Sparse Bandit Learning Based Location Management for Space-Ground Integrated Networks

Abstract

The Space-Ground Integrated Network (SGIN) concept constitutes a promising solution for providing seamless global coverage. However, the mobility of satellites and wireless terminals imposes unprecedented challenges on the location management in SGIN. We tackle this challenge by conceiving a split identifier (ID) and Network Address (NA) based design for providing natural mobility support, and characterize the ID-NA mapping allocation problem by exploiting the storage capacity of both Geostationary Earth Orbit Satellites (GEOSs) and Low Earth Orbiting Satellites (LEOSs) to form a spatially distributed binding resolution system and optimize the caching reward in each LEOS. By considering the large quantity of ID-NA mapping and the sparsity of popular mapping having positive mean caching rewards, we formulate the mapping allocation problem as a sparse Multi-Armed Bandit (MAB) learning procedure, where the mappings are treated as the arms and the LEOSs act as the players.
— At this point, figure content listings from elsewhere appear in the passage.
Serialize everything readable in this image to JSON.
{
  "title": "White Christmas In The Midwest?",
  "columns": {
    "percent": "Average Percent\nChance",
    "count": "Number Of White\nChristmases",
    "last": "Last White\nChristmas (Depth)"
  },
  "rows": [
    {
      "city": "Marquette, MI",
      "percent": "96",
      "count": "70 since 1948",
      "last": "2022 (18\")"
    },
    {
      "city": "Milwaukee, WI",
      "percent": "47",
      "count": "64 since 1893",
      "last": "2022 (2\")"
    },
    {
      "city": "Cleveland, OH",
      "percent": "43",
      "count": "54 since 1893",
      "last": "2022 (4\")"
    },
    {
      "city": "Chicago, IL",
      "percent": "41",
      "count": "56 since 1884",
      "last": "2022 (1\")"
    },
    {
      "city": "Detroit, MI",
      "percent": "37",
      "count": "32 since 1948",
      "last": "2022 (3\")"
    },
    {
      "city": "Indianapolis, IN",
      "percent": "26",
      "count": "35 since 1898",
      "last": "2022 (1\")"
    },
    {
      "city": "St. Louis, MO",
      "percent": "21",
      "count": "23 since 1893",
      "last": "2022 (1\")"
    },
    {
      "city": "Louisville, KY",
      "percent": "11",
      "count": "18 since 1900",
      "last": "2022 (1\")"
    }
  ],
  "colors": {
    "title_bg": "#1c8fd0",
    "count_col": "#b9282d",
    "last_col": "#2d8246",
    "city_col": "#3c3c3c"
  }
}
A distributed learning algorithm, namely the Sparse Upper confidence bound based Learning aided Caching algorithm (SULC), is proposed for estimating the mean caching rewards of mappings and selecting the optimal mappings for caching. Moreover, we derive a sub-linear upper bound of the cumulative learning regret to prove the learning efficiency of the proposed SULC. Extensive simulations have been conducted to show that the proposed SULC can quickly identify the popular mappings and provide near-optimal content hit rates. In contrast with the existing solutions, SULC has higher caching rewards and can significantly reduce the cumulative regret after a short period of learning.